Why bring it up? They make the honest folks look bad. Lots of people in the profession work with full integrity. They struggle, though, because of the reputation given by the less-than-ethical swindlers. They spoil it for those working hard in the best interests of their clients.

It’s time to fight back. Below, I’ve listed nine hard truths your broker, sales rep, or financial adviser will never tell you. Take a look so you’ll be ready.

They don’t care if you lose money: Brokers get paid on commission. Top performers get rewarded with huge salaries, fur coats, “Rolex” watches, and exotic trips. No investment house, however, rewards their stock brokers for making their clients money.

They sell a lot of junk: Your stock broker has an incentive to load up your portfolio with risky investments. Complicated products like options, new issues, penny stocks, and in-house mutual funds can ring up big fees. In contrast, brokers make almost nothing selling safe T-bills, bank certificates of deposit, and money market funds.

They have quotas: The best investments, as we’ve covered many times here at Income Investors, are usually the ones you buy today and hold for the rest of your life. Your broker, however, only makes money when you trade stocks. If his income depends on the number of trades you make, do you really think he’ll pitch a stock you’d never want to sell?

Probably not.

They have little education: Few stock brokers have any knowledge of security analysis. Most get only a few weeks of training, and almost all of that is sales. Getting a license requires no formal education, other than passing a few token exams.

Their research is worthless: Most shops offer other services to pay the light bill, such as investment banking for corporate clients. For this reason, analysts almost never write bad reports. Giving a “sell” rating could offend the firms they cover, biting into their other lucrative rackets.

They don’t work for you: You might think that when a broker receives your order, he’ll search the market for the best price. After all, that’s what you pay him for. But actually, orders often get routed to alternative exchanges, where retail investors get fleeced by hedge funds, investment banks, and high-frequency traders. Brokers don’t mind seeing their clients get ripped off because they get a kickback.

Their mutual funds suck: Stock brokers claim their mutual fund managers search high and low for the best value. In reality, most of them just run glorified index funds. That way, they can save money on investment research while still charging big management fees.

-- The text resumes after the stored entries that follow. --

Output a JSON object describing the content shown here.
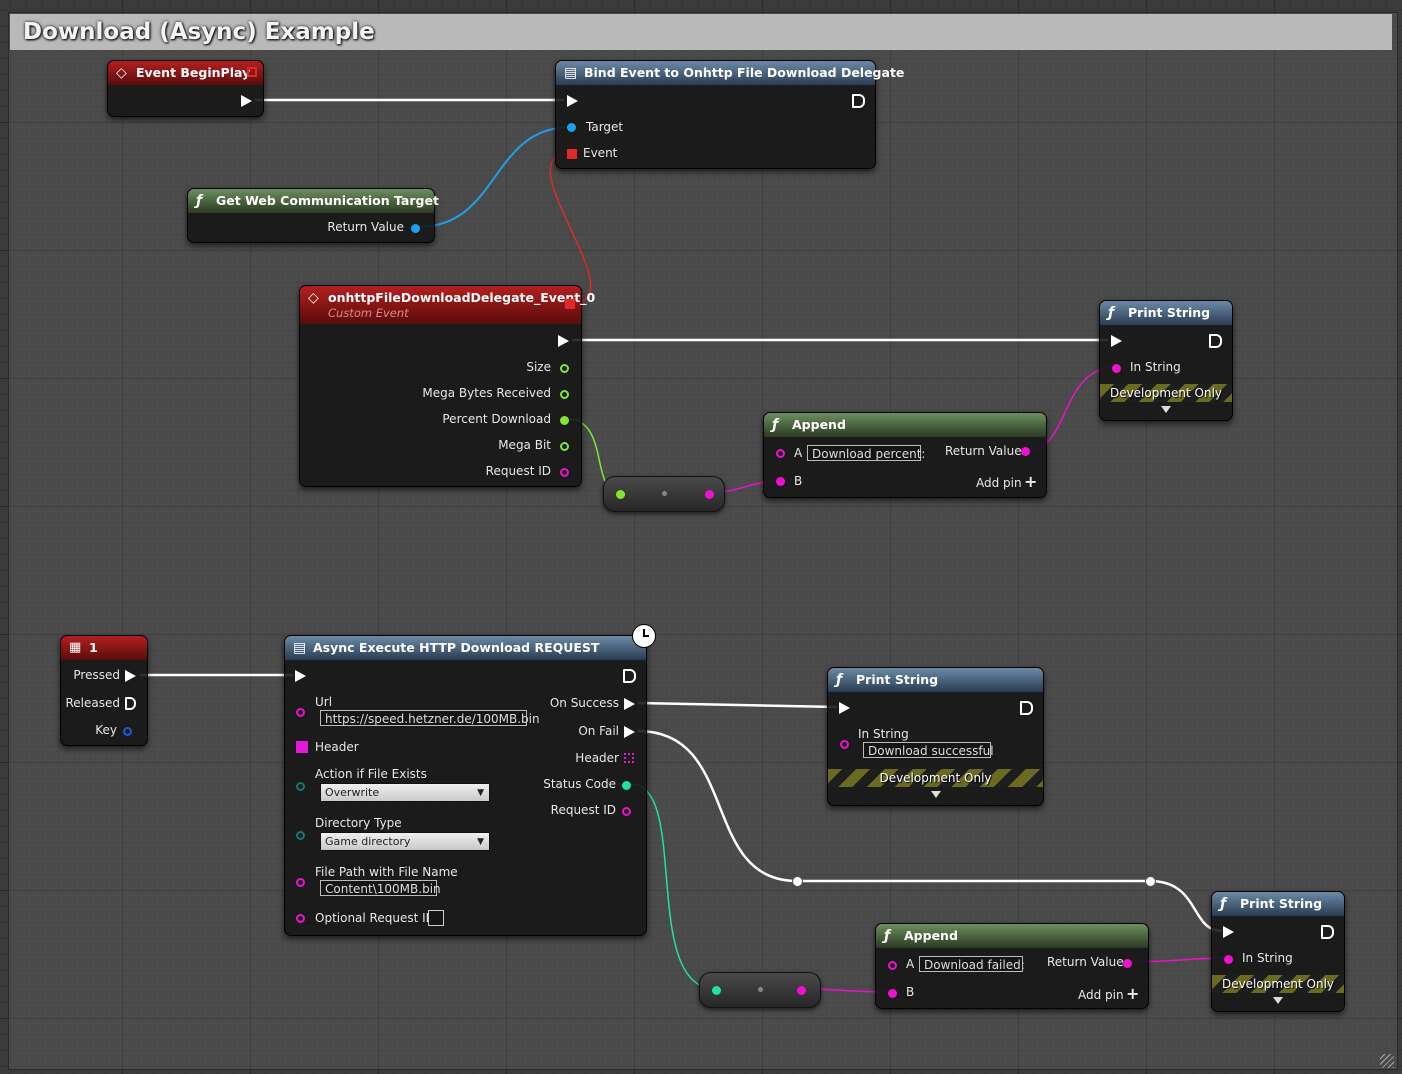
{
  "comment": {
    "title": "Download (Async) Example"
  },
  "nodes": {
    "begin_play": {
      "title": "Event BeginPlay"
    },
    "bind_event": {
      "title": "Bind Event to Onhttp File Download Delegate",
      "pins": {
        "target": "Target",
        "event": "Event"
      }
    },
    "get_target": {
      "title": "Get Web Communication Target",
      "pins": {
        "return_value": "Return Value"
      }
    },
    "custom_event": {
      "title": "onhttpFileDownloadDelegate_Event_0",
      "subtitle": "Custom Event",
      "pins": {
        "size": "Size",
        "mb_received": "Mega Bytes Received",
        "percent": "Percent Download",
        "mega_bit": "Mega Bit",
        "request_id": "Request ID"
      }
    },
    "append_top": {
      "title": "Append",
      "a_label": "A",
      "a_value": "Download percent:",
      "b_label": "B",
      "return_value": "Return Value",
      "add_pin": "Add pin"
    },
    "print_top": {
      "title": "Print String",
      "in_string": "In String",
      "dev_only": "Development Only"
    },
    "key_1": {
      "title": "1",
      "pins": {
        "pressed": "Pressed",
        "released": "Released",
        "key": "Key"
      }
    },
    "async_exec": {
      "title": "Async Execute HTTP Download REQUEST",
      "url_label": "Url",
      "url_value": "https://speed.hetzner.de/100MB.bin",
      "header_label": "Header",
      "action_label": "Action if File Exists",
      "action_value": "Overwrite",
      "dir_label": "Directory Type",
      "dir_value": "Game directory",
      "path_label": "File Path with File Name",
      "path_value": "Content\\100MB.bin",
      "optional_label": "Optional Request ID",
      "on_success": "On Success",
      "on_fail": "On Fail",
      "header_out": "Header",
      "status_code": "Status Code",
      "request_id": "Request ID"
    },
    "print_success": {
      "title": "Print String",
      "in_string": "In String",
      "value": "Download successful",
      "dev_only": "Development Only"
    },
    "append_bottom": {
      "title": "Append",
      "a_label": "A",
      "a_value": "Download failed:",
      "b_label": "B",
      "return_value": "Return Value",
      "add_pin": "Add pin"
    },
    "print_fail": {
      "title": "Print String",
      "in_string": "In String",
      "dev_only": "Development Only"
    }
  },
  "colors": {
    "exec": "#ffffff",
    "object": "#1ea0e8",
    "delegate": "#e02a2a",
    "string": "#f010d0",
    "int": "#7ee830",
    "int_outline": "#8fe04a",
    "teal": "#20e0a8",
    "struct": "#e01ad8"
  }
}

Their returns look awful: Last year, two-thirds of large-cap mutual fund managers underperformed the S&P 500. Over the past 15 years, more than 90% underperformed the index. After fees, these numbers look even worse. (Source: “Bad times for active managers: Almost none have beaten the market over the past 15 years,” CNBC, April 12, 2017.)

Their fees will suck you dry: Investors pay out the nose for the privilege of earning lousy returns. Many mutual funds ding investors 1.5%, two percent, and 2.5% each year. I recently covered one that charged nearly three percent! By comparison, you can often find index funds that charge a fraction of these rates. Over the years, that can result in savings of hundreds of thousands of dollars.